We should expect significant Medical Loss Ratio (MLR) checks to be written this summer for the ACA individual market. This is independent of whatever the courts decide on Cost Sharing Reduction (CSR) litigation. If the current decisions that there has been a broken contract with no mitigation through Silverloading stands, MLR checks will be bigger and could come in two waves.
This is not surprising. In June 2018, it was evident that insurers were overpricing 2018.
Over the past couple of years, there have not been large checks cut as insurers weren’t making large profits anywhere in the individual market. That is changing. 2017 looks to have been a very profitable year for insurers. 2018 looks to be even more profitable. There is a good chance that the 2016-2017-2018 time period will produce several states with an average MLR well below 80% as the first quarter results plus initial 2019 rate filings strongly suggest that insurers in many states overpriced their premiums for 2018.
States that have mostly monopolistic insurers and large Silver loads are more likely to have significant MLR checks.
The actuaries are starting to confirm my inkling.
New @millimanhealth paper discusses issue many insurers haven't yet faced since marketplace implementation: "Could 2019 be the year of MLR rebates for ACA issuers in the individual market?" https://t.co/czBDXztFzf
— Paul Houchens (@PaulHouchens) March 6, 2019
2018 was massively overpriced. It is some combination of monopoly markets, uncertainty over the behavior of CSR eligible individuals shifting to other plans, Silverloading bringing in healthier than expected individuals and continued policy/political uncertainty. Any insurer that is competently run should be Scrooge McDucking it. Milliman shows this.

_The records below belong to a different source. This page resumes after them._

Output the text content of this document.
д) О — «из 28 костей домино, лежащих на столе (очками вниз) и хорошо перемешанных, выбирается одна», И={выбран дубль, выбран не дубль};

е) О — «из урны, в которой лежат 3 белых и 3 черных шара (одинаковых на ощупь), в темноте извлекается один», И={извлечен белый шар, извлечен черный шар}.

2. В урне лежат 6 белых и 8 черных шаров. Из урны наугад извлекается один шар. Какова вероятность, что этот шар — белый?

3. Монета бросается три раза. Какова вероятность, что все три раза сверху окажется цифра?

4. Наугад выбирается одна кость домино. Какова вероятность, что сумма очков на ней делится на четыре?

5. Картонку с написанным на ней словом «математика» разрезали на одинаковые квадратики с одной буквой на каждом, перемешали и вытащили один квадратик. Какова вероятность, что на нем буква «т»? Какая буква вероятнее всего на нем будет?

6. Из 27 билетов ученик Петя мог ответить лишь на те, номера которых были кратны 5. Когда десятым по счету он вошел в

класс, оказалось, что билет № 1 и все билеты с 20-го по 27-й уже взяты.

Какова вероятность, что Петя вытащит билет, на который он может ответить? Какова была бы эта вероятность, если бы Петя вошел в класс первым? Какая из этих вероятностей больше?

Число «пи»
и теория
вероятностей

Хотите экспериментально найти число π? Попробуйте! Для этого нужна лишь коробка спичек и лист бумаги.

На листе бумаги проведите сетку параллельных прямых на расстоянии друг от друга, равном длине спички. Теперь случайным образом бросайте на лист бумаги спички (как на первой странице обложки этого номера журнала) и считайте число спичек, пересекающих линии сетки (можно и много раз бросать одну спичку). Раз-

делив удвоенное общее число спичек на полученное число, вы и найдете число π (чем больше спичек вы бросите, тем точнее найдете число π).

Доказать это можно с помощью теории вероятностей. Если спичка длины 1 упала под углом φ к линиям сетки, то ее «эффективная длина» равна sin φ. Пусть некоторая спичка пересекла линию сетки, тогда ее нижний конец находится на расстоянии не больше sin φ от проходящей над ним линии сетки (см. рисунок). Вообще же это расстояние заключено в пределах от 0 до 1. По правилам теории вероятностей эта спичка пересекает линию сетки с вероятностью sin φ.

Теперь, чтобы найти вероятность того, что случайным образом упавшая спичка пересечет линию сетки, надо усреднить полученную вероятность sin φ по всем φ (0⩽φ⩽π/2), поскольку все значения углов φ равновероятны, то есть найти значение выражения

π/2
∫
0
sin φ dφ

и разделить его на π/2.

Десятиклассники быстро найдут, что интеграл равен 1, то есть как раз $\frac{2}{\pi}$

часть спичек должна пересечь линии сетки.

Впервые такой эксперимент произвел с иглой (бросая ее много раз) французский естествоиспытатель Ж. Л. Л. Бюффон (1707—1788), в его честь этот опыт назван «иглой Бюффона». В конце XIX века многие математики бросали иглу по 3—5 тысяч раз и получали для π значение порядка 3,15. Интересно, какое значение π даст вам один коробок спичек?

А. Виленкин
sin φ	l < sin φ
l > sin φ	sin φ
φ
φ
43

MLR rebates are normally calculated in mid-summer with the checks being sent out in early fall.
It looks like the three year rolling average will have much smaller MLR checks landing in voters’ mailboxes a few weeks before the presidential election than this year. I had a moment of severe cynicism in 2017 when I figured out how to game the system so that insurance commissioners could make themselves look real good right before an election:
in the fall of 2020, ambitious state insurance commissioners will be handing out rebate checks in late September as they are running for Governor or the Senate. Or if they are a bit less ambitious, they are supporting the incumbent party by handing out checks and injecting new federal money into the state and making the fundamental background economic picture a bit better than it otherwise would have been.
I might be getting too cynical today.
There are games that can and will be played with MLR rebates, but this nakedly cynical one looks to be either isolated or non-existent.
Luthe
These can replace all those income tax rebate checks the “tax cut” screwed people out of.
Sab
So will they be issuing 1099s which we then get to figure out how to report on our taxes?
dr. bloor
@Luthe: Not for very many, it won’t. The self-insured market is a sliver of the market as a whole, and any MLR refunds going to companies with group plans sure ain’t going to find their way into employees’ pocketses.
David Anderson
@dr. bloor: Most of the pricing shock will be in the individual market only.